Il y a des semaines, faites de jours fous, et elles-mêmes totalement folles.
Il y a des temps fous, plus ou moins longs, faits de moments fous et de journées folles, remplis de rires et de larmes, remplis du chant des hommes, des femmes, de leurs cris, de leurs applaudissements, de leurs embrassades et du claquement de ces mains qui se rencontrent au bout de sourires illuminant des visages retrouvés.
« Les temps sont fous » chantait un certain. Ce n’est pas de cette folie là dont on parle, pas de la folie d’un monde dominé par un système en décomposition.

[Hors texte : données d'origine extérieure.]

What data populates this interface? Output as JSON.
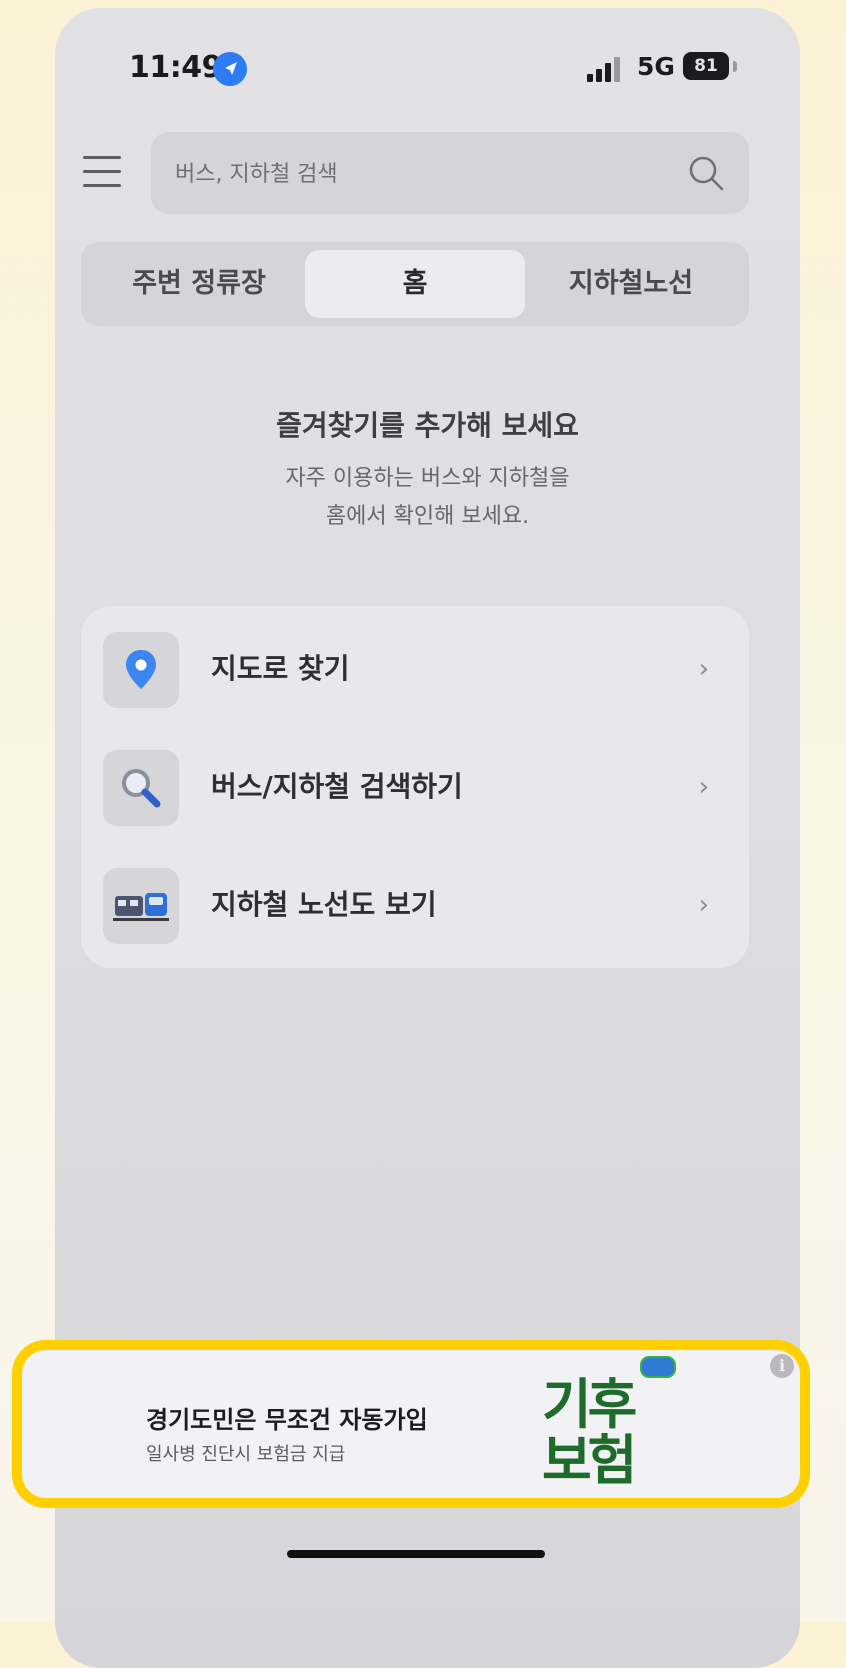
{
  "status_bar": {
    "time": "11:49",
    "network": "5G",
    "battery": "81"
  },
  "search": {
    "placeholder": "버스, 지하철 검색"
  },
  "tabs": [
    {
      "label": "주변 정류장",
      "active": false
    },
    {
      "label": "홈",
      "active": true
    },
    {
      "label": "지하철노선",
      "active": false
    }
  ],
  "empty_state": {
    "title": "즐겨찾기를 추가해 보세요",
    "line1": "자주 이용하는 버스와 지하철을",
    "line2": "홈에서 확인해 보세요."
  },
  "quick_actions": [
    {
      "label": "지도로 찾기",
      "icon": "location-pin-icon"
    },
    {
      "label": "버스/지하철 검색하기",
      "icon": "magnifier-icon"
    },
    {
      "label": "지하철 노선도 보기",
      "icon": "subway-train-icon"
    }
  ],
  "chevron": "›",
  "ad": {
    "title": "경기도민은 무조건 자동가입",
    "subtitle": "일사병 진단시 보험금 지급",
    "logo_line1": "기후",
    "logo_line2": "보험",
    "info_glyph": "i",
    "logo_color": "#1e6b2c",
    "border_color": "#ffd000"
  },
  "colors": {
    "accent": "#2d7cf6"
  }
}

On parle ici de ces temps, plus spécialement de ces derniers jours, où la lutte précipite à un rythme endiablé, les évènements successifs sur les épaules des principaux acteurs et actrices de celle-ci : le procès, les insultes de la droite, la sortie du film, le délibéré, le meeting de soutien des forces politiques, la préparation et la journée grandiose du 3 octobre…

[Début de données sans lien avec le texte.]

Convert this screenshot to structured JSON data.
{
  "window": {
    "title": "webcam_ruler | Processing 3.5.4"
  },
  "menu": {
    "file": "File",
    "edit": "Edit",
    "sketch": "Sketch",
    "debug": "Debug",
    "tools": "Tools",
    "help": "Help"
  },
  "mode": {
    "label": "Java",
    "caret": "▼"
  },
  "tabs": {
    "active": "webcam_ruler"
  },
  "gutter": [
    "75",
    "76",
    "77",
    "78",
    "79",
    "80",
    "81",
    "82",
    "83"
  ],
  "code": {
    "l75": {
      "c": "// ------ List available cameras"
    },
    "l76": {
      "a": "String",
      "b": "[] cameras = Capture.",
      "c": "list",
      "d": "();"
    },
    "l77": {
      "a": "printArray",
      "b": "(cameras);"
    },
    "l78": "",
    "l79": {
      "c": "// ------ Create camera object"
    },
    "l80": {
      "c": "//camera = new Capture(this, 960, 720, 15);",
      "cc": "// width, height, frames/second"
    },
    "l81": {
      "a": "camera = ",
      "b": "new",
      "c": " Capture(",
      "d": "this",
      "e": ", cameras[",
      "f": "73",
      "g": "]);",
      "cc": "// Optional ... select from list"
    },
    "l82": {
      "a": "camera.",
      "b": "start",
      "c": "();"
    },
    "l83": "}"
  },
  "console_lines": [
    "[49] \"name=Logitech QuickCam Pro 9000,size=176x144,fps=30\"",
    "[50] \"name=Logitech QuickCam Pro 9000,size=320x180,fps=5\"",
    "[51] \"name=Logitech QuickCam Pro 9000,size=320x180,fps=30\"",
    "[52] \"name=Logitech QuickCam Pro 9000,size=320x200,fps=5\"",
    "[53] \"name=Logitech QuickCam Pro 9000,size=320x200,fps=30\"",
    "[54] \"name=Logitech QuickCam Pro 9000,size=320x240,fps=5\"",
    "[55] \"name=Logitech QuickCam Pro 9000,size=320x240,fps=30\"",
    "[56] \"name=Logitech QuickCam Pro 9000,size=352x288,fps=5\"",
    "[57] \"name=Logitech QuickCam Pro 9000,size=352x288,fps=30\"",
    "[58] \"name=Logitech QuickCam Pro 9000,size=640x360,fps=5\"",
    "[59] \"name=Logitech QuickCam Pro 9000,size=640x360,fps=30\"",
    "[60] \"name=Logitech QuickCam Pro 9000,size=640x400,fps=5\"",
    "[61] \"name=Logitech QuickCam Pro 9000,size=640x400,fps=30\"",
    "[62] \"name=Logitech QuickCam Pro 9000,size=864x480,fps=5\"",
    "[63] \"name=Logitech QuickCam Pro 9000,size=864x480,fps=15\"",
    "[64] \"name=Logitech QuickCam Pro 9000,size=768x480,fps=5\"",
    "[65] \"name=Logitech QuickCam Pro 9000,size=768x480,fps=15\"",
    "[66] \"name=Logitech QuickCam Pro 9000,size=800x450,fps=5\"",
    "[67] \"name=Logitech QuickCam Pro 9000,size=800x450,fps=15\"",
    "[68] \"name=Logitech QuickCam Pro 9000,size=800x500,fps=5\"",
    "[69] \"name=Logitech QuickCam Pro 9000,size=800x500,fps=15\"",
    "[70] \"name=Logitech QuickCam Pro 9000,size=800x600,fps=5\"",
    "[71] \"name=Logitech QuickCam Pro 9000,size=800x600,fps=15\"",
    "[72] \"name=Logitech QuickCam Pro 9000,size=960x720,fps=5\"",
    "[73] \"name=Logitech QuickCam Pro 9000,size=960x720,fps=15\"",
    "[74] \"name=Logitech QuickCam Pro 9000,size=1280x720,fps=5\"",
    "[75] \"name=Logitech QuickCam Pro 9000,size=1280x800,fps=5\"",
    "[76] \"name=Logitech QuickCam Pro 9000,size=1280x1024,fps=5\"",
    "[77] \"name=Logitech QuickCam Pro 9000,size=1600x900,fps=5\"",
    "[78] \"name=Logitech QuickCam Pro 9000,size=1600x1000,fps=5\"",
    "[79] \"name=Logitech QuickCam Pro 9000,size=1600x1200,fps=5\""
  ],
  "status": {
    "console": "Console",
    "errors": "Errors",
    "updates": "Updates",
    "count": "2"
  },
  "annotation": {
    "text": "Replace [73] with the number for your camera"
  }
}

A l’appel de la fédération de l’agroalimentaire CGT, depuis le samedi soir les premiers camarades affluaient sur le site pour dire leur solidarité, leur espoir dans cette lutte. Dès la sortie de l’autoroute, les panneaux et les murs couverts d’affiches les mettaient dans l’ambiance. L’usine entièrement re-décorée achevait de leur donner l’envie de s’engager encore plus au côté des fralibiens.
Chaque arrivée est l’occasion de parler des dernières nouvelles et de ce procès intenté par une direction revancharde et pleine de suffisance, qui ne supporte pas que des femmes et des hommes dorment, pour mieux la garder, dans une usine qui est la leur pour certains depuis plus de 30 ans. Une usine où ils ont travaillé de nuit au détriment de leur vie de famille pour pouvoir avoir des salaires moins bas, une usine dont ils connaissent tous les recoins, dont ils savent dire à l’oreille, laquelle des machines est en marche, laquelle a une panne, une usine dont ils connaissent les senteurs familières au point de deviner en arrivant quelle sera la production du jour.
On raconte l’avocat de la direction qui les traite de terroristes, « de barbares pratiquant la torture à la manière des talibans » !!! La réponse digne Me Amine Ghenim leur avocat « Le groupe UNILEVER, multinationale réalise des bénéfices gigantesques, et décide de fermer l’usine de Gémenos. Il VIOLE LE DROIT CONSTITUTIONNEL FONDAMENTAL DE TRAVAILLER ET VIVRE DANS LA DIGNITE »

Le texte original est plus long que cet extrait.